For the past 10 months (give or take), I've been working on a new research study that has been exploring the experiences of men who survived sexual violence during college. The work has been challenging, difficult (at times), and also extremely rewarding. This evening, I had my first focus group with some of the participants to share initial findings from the data analysis.
Bringing participants together and having them interact with one another in shared space feels sacred to me. It's a time that truly is emergent. I have my completed work to share with them, but I never am sure whether my analysis is "right" or "correct." I just try my best to honor what they've shared with me and be thoughtful in looking across their many stories.
But tonight, I continue to reflect on a portion of our conversation together. In our discussion together, we were talking about sexual violence, an experience and identity (of survivor) that connects them. And that violence is very real for each of the participants. Yet, as we continued our conversations, I was struck by how much violence has been incurred in addition to the sexual violence they have survived.

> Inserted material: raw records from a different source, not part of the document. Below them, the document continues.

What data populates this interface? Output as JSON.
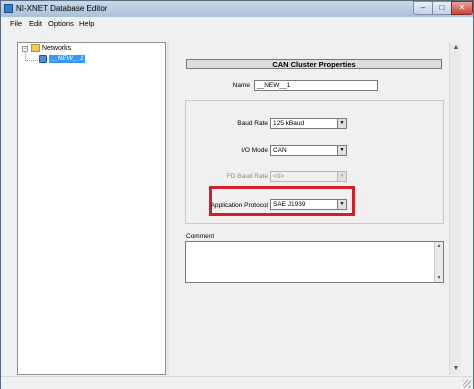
{
  "window": {
    "title": "NI-XNET Database Editor",
    "min_glyph": "‒",
    "max_glyph": "□",
    "close_glyph": "✕"
  },
  "menu": [
    "File",
    "Edit",
    "Options",
    "Help"
  ],
  "tree": {
    "toggle_glyph": "−",
    "root_label": "Networks",
    "child_label": "__NEW__1"
  },
  "panel": {
    "title": "CAN Cluster Properties",
    "name_label": "Name",
    "name_value": "__NEW__1",
    "baud_rate_label": "Baud Rate",
    "baud_rate_value": "125 kBaud",
    "io_mode_label": "I/O Mode",
    "io_mode_value": "CAN",
    "fd_baud_rate_label": "FD Baud Rate",
    "fd_baud_rate_value": "<0>",
    "app_protocol_label": "Application Protocol",
    "app_protocol_value": "SAE J1939",
    "comment_label": "Comment",
    "comment_value": "",
    "dropdown_glyph": "▼"
  },
  "scroll": {
    "up_glyph": "▲",
    "down_glyph": "▼"
  },
  "colors": {
    "highlight": "#d41f2b",
    "selection": "#3399ff"
  }
}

When a gay man is out at a club and is groped without his consent, that is violence. When the aforementioned behaviors become such a normalized part of "going out" within the LGBTQ community and affirmed by others within the community, that is violence. When someone who is a survivor of sexual violence is a man of color and then faces racism from potential partners, that is violence. When trans or cisgender men feel as though their identity of survivors emasculates them, that is violence. When sexual minority men see "no fats, no femmes" on dating and phone apps, that is violence. When individuals who have power and authority in higher education institutions misuse that power and become manipulative, that is violence. When institutions do not have policies that are inclusive of men being survivors or create sexual violence prevention programs that only emphasize heterosexual cisgender women as victims and heterosexual cisgender men as perpetrators, that is violence.
And so I write all of this and sit with the concept of violence this evening because I continue to grapple with what each of us can do to change this. How can we turn to finding solutions and helping end violence instead of encouraging it or denying its existence? In what ways can we each help eliminate the violence(s) that many of our students face daily?
Lots more to come on this, but I would welcome your thoughts.